J'ai de la chance. On voulait que j'aime mon prochain comme moi-même. J'ai profité des circonstances pour avaler tout le Latin nécessaire et pas mal de Grec... Telles furent mes premières armes. Je m'en trouvai si bien et je lus tant d'histoires que je devins étranger dans mon pays et tout juste cousin de mes frères ... Je n'ai pris pour maîtres que les moins défunts des morts car je m'étais aperçu que les vivants sont peu civilisés. Ils sont si sauvages qu'ils ne parlent que du Bien qu'il faut faire et du Mal qu'il faut punir. Rares, ceux qui voient l'Homme déshabillé, inconstant des deux côtés du nombril, poète et baiseur, juriste et bandit, tueur et compatissant. Les apôtres sont dans les livres, les hommes sur les champs de bataille, au bordel ou faisant à quatre pattes le tour du veau d'or. On dit trop de messes, on prononce exagérément le nom d'Allah, on brûle trop d'encens sur les cadavres pour que les anges soient plus nombreux que les démons.

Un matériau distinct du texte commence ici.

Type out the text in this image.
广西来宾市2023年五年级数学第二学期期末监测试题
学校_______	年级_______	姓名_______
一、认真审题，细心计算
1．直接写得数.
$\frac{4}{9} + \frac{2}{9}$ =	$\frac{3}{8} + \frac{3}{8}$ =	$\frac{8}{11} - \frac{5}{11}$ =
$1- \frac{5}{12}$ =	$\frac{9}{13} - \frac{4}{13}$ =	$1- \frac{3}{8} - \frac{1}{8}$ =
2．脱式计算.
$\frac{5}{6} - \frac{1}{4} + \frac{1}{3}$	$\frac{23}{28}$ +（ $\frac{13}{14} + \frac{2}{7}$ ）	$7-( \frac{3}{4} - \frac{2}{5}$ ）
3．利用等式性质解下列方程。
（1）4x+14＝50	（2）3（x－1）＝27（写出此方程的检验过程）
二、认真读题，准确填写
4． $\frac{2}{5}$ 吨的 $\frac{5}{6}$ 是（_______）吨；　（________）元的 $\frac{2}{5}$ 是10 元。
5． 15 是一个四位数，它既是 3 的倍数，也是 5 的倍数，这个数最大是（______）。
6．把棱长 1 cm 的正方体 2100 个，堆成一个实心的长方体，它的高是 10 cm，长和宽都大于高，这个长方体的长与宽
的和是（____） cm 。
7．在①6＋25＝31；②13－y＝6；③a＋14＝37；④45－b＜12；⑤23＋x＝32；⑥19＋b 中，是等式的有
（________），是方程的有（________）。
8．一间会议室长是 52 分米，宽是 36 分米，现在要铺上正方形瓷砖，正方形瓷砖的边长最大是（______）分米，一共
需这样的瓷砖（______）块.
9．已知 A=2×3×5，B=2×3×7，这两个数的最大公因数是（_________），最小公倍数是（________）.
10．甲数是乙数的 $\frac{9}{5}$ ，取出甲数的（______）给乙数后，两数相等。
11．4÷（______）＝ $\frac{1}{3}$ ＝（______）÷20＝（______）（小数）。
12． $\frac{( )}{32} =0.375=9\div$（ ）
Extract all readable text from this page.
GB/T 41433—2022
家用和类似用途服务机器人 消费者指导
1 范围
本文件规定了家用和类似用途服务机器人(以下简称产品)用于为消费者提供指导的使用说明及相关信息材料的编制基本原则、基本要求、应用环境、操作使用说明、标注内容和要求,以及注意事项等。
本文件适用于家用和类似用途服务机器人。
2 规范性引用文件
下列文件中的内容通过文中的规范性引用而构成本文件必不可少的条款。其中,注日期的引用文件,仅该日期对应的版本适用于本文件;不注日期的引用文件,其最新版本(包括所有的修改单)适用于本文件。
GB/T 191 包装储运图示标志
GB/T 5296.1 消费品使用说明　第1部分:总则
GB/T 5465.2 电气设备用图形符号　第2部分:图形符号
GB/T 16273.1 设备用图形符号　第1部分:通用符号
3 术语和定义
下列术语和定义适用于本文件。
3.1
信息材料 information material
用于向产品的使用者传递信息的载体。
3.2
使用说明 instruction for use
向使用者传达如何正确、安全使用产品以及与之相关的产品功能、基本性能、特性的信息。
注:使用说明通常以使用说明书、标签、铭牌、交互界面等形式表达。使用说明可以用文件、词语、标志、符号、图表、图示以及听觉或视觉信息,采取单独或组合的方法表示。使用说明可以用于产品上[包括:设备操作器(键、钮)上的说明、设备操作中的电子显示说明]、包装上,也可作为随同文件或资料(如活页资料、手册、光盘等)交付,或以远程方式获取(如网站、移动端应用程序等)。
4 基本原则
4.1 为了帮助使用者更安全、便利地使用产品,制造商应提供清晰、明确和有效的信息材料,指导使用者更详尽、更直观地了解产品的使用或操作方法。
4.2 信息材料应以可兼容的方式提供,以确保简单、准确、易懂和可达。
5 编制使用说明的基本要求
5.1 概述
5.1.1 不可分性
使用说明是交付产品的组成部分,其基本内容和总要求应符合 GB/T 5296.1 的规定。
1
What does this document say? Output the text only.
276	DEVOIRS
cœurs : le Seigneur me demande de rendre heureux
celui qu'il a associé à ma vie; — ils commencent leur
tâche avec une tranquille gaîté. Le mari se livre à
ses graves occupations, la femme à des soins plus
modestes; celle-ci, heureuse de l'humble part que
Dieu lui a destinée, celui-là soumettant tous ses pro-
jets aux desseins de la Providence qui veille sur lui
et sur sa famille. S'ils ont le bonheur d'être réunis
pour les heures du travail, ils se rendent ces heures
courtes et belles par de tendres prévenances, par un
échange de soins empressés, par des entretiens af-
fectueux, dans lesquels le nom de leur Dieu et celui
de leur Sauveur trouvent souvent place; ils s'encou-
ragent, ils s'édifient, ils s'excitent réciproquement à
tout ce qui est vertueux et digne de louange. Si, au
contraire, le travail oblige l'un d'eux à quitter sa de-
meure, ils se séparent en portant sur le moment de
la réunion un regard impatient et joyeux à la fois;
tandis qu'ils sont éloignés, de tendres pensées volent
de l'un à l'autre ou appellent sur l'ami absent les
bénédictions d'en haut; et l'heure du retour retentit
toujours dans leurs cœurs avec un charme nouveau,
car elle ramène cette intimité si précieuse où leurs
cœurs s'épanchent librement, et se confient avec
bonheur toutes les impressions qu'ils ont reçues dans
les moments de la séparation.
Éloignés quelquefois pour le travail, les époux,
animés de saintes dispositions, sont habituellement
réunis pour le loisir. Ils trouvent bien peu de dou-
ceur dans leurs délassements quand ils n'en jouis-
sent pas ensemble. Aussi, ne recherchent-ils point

Je devins expert en certificats de bonne conduite, bien décidé à survivre : dispenser des conseils aux autres et n'en faire qu'à mon bon plaisir. Lorsqu'on interroge la morale et la vérité en trois langues, elles donnent des migraines, il faut prendre le parti de sa solitude et chercher ailleurs des raisons d'être là. Les bonnes adresses sont dans les forêts, dans les cascades sous les frondaisons, à la belle étoile en Août et partout quand y abondent les appels et les traces de bêtes... Ce n'est pas que la Nature est belle, c'est qu'elle est prodigieusement indifférente à nos esprits noués... Qu'avec ou sans conscience nous lui sommes redevables de corps et que pendant des millions d'années nous n'avions que le corps pour juger du monde et passer outre...
Le Bonheur, ce vieil ami des ivrognes et des nourrissons, n'a rien à voir avec le juste prix de la vie. Les prêtres le promirent à tours de bras et d'indulgences, la main du Prophète, noueuse à souhait, l'offrit au tranchant de son sabre ... mais c'était dans l'au-delà et aux dépens du corps et des femmes... On ferait bien de s'aviser que sous prétexte d'égalité, les philosophes n'ont fait du bien qu'avec parcimonie et que les instituteurs firent au carré le lit des boucheries de Verdun et de la Somme... D'autres artisans du Bonheur, comme Henri Ford qui avait son portrait dans le bureau du Führer, firent du parti nazi un parti de masse... Ce n'est pas un hasard si tant d'esprits "lucides" après 1920 puisèrent des énergies neuves dans la Troisème Internationale et le paradis de Staline... On n'en finit plus d'approcher du Bonheur et d'être ensemble pour l'éternité... Ils appelaient cela la "fin de l'Histoire", comme d'autres avaient parlé de la "fin du monde" et comme beaucoup parlent aujourd'hui de la "mondialisation", nouvel Age d'Or... Si vous aviez trois sous de jugeote vous comprendriez que les hasards de l'évolution font la part trop belle aux cerveaux malades et aux pulsions de mort.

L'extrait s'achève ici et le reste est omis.